Di tingkat pemerintahan daerah, dia menilai, e-procurement seringkali dijadikan ukuran seberapa reformisnya kepala daerah. Kenyataan yang bahkan jamak terjadi adalah e-procurement menjadi bahan pencitraan politis.
"E-procurement tidak serta merta menghasilkan transparansi pengadaan barang. Urusan tender, misalnya. Walaupun sudah ada sistem aplikasi e-tendering, kami mengamati tetap saja masih ada celah penyalahgunaan kekuasaan," kata Agus.

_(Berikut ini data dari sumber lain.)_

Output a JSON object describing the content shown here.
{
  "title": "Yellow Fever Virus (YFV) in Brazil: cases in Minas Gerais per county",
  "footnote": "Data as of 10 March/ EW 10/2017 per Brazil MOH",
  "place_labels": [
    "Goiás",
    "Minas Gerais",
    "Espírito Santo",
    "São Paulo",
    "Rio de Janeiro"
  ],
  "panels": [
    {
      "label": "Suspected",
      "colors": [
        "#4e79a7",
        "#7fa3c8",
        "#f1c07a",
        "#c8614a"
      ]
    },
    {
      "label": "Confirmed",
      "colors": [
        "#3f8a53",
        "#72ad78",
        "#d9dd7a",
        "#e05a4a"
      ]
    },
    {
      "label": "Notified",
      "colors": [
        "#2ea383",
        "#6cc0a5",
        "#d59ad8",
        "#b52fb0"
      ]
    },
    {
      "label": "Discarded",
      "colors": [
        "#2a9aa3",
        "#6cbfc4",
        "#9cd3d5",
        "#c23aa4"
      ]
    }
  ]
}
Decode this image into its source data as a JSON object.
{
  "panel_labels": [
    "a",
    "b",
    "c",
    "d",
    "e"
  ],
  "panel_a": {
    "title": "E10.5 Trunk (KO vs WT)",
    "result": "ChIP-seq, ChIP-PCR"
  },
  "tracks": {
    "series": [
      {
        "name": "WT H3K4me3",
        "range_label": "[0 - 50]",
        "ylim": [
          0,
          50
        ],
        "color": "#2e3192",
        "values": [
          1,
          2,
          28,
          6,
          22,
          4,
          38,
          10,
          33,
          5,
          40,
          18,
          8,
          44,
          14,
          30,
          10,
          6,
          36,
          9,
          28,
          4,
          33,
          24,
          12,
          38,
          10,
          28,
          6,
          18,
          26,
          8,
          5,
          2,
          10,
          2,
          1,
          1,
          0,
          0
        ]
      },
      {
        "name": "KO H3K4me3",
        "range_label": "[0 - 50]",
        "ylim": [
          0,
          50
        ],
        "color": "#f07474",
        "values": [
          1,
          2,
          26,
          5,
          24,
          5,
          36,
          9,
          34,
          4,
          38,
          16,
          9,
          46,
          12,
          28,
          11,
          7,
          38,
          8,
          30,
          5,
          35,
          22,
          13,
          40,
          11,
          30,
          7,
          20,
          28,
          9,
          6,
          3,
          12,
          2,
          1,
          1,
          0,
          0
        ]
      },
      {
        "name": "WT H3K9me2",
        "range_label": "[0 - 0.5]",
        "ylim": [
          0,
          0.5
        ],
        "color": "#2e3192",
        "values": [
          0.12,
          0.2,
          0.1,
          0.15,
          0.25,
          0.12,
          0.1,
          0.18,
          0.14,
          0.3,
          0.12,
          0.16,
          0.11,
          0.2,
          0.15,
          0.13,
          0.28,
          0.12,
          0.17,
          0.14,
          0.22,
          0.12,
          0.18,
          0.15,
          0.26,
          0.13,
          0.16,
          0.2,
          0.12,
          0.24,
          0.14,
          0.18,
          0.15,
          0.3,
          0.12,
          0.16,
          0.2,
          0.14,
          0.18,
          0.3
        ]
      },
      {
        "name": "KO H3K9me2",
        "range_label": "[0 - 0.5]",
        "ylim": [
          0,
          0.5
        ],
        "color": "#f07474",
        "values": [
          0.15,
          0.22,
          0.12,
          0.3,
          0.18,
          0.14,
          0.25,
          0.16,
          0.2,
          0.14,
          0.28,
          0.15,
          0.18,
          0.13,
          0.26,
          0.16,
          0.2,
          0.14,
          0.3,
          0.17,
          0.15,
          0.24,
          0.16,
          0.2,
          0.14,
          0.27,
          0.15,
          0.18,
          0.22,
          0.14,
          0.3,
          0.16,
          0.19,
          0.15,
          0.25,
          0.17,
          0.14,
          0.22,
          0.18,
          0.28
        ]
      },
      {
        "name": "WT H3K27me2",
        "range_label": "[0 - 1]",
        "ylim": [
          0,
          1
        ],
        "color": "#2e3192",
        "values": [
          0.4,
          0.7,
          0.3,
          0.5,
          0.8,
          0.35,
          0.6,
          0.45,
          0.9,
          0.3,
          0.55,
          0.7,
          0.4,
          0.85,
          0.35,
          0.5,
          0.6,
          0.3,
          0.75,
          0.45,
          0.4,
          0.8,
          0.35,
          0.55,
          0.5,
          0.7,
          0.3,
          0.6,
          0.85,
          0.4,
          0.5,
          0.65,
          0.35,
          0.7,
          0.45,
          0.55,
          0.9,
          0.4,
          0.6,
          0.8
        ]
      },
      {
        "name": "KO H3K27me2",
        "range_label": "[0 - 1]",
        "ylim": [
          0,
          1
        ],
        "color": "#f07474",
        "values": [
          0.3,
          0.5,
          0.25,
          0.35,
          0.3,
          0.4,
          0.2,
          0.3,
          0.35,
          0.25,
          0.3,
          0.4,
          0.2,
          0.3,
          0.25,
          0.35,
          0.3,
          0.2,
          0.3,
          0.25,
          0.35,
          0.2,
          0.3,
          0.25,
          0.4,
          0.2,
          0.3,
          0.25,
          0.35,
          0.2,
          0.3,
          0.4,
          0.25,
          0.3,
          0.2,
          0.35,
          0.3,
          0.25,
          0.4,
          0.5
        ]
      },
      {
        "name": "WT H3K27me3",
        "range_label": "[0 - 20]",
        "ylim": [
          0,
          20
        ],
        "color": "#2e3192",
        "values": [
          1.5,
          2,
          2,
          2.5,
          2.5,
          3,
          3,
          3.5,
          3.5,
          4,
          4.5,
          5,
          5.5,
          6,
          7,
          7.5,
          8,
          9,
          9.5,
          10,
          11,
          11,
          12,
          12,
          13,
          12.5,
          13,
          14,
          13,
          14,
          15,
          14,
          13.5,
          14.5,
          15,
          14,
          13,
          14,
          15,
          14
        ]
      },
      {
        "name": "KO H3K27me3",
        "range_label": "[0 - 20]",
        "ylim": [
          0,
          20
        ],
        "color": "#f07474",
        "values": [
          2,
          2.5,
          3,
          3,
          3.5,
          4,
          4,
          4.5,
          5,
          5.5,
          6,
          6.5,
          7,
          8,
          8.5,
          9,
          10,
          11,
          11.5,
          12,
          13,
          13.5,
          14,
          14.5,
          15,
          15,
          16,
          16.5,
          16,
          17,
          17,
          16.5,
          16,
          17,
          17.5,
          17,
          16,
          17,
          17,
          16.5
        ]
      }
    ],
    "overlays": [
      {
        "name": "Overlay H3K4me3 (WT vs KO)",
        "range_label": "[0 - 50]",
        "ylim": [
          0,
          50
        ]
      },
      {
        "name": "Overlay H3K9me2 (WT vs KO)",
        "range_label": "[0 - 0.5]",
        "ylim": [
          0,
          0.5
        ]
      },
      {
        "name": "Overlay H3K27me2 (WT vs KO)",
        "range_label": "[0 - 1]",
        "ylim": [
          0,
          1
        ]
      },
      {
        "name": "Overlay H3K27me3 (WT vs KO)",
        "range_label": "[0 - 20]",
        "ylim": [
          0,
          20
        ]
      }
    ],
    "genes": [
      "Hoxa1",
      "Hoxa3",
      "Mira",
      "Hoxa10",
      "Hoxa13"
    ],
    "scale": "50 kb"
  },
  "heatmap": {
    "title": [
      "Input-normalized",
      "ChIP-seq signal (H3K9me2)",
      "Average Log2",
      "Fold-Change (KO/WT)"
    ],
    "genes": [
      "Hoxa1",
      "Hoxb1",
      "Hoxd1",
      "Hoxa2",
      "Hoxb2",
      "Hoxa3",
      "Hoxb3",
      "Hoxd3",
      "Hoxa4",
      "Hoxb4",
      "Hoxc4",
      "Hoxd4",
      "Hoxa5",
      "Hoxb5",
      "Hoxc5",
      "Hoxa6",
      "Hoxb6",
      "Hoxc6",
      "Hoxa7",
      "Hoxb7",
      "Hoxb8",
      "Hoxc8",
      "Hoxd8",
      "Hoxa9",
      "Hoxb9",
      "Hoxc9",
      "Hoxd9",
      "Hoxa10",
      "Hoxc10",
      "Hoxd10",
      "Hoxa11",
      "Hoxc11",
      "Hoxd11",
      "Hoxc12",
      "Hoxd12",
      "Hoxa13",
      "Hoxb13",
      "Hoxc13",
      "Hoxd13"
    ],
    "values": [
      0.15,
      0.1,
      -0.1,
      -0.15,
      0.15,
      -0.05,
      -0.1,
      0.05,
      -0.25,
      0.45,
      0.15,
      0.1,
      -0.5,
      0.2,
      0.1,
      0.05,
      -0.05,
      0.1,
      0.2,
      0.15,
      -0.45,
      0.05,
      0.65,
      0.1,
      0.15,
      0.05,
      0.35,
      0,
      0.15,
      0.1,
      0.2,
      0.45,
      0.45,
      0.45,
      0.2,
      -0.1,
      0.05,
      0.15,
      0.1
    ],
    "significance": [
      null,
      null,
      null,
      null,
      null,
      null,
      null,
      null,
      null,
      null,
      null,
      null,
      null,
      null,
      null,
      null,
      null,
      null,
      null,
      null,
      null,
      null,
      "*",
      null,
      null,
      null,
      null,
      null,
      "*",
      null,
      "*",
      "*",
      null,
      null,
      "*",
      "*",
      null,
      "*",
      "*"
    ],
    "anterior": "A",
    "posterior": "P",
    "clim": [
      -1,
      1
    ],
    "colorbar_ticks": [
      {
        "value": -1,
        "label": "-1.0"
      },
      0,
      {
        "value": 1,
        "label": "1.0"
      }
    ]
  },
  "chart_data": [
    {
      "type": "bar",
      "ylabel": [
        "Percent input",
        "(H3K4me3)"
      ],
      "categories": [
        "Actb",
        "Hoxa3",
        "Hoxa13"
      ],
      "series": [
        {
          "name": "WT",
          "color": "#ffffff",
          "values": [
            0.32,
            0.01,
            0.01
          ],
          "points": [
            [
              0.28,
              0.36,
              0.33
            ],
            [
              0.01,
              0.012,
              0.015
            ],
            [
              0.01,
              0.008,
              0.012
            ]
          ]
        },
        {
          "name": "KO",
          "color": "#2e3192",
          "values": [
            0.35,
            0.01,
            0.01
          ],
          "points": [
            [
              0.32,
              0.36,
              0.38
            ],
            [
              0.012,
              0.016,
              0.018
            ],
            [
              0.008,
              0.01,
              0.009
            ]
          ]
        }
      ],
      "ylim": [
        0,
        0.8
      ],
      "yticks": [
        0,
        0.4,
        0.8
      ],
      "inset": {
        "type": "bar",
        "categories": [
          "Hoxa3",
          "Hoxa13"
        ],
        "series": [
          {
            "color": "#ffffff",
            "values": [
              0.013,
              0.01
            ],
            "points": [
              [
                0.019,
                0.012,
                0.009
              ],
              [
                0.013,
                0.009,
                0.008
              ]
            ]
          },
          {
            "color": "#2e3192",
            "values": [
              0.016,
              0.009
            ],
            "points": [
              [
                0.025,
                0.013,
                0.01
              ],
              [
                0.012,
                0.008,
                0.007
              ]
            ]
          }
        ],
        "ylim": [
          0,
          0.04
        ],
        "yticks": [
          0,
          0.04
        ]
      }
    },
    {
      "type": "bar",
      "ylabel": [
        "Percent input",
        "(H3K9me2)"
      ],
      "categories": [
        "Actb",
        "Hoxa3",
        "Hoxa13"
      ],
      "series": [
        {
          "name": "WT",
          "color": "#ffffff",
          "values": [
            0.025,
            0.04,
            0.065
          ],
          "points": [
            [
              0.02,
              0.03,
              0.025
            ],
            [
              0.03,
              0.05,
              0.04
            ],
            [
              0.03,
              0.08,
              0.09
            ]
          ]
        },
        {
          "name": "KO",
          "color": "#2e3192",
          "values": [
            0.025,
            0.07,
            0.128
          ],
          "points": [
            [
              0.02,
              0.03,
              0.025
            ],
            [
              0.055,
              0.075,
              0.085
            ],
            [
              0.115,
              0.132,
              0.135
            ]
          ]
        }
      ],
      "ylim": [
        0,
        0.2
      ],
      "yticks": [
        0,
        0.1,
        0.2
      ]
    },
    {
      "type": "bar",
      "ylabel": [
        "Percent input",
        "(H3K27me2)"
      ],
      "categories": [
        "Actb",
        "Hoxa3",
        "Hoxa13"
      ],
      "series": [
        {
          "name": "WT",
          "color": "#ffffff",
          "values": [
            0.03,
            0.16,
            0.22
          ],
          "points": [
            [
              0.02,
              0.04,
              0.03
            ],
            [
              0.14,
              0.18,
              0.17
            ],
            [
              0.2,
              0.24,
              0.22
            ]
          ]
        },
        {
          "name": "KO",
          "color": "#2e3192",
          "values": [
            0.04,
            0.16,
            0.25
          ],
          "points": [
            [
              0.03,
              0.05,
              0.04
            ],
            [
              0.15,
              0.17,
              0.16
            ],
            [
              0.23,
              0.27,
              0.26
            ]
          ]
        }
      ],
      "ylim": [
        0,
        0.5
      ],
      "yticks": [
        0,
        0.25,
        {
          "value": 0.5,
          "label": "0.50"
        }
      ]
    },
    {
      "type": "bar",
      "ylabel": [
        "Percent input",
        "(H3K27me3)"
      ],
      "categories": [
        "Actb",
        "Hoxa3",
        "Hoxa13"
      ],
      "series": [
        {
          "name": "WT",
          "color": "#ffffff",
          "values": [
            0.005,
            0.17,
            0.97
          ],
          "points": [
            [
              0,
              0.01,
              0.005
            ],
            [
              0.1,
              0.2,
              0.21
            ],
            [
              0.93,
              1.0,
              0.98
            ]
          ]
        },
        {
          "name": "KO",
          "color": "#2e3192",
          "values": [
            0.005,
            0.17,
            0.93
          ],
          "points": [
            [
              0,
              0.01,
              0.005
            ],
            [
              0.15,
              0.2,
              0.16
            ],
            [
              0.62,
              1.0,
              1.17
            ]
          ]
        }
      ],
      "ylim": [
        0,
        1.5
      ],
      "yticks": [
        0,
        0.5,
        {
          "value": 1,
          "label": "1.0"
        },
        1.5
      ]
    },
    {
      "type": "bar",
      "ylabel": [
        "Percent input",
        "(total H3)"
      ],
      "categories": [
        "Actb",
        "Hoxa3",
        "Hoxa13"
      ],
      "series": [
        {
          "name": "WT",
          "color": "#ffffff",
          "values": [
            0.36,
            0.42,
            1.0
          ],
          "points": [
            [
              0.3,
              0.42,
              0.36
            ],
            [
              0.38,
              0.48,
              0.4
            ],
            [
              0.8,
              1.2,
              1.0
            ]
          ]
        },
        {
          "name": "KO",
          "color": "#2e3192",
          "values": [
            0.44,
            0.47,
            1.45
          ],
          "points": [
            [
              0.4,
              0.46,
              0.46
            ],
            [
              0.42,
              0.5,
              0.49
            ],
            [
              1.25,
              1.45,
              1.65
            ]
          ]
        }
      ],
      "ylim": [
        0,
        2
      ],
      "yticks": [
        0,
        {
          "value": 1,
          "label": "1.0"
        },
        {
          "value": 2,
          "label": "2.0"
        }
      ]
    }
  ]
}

Contoh penyalahgunaan kekuasaan yaitu kepala daerah mengintervensi kelompok kerja unit layanan pengadaan barang dan jasa agar memenangkan kontraktor tertentu.
Pelaksana Tugas Lembaga Kebijakan Pengadaan Barang/Jasa Pemerintah (LKPP) Sarah Sadiqa yang dikonfirmasi, mengatakan, e-procurement telah diadopsi oleh instansi pemerintahan daerah sejak tahun 2008. Hanya saja, pemakaian e-procurement tidak selalu mencapai 100 persen dari total belanja setiap tahun. Sebagai gambaran, pada tahun 2018, rata-rata pemerintah daerah memakai 40-50 persen.
Faktor penyebabnya bermacam-macam. Salah satunya kata dia adalah, nilai paket pekerjaan sering dianggap kecil sehingga pemerintah daerah memilih menunjuk langsung kontraktor yang diinginkan.
"Beberapa jenis paket pekerjaan pun kini bisa ditemui melalui e-katalog," tutur Sarah.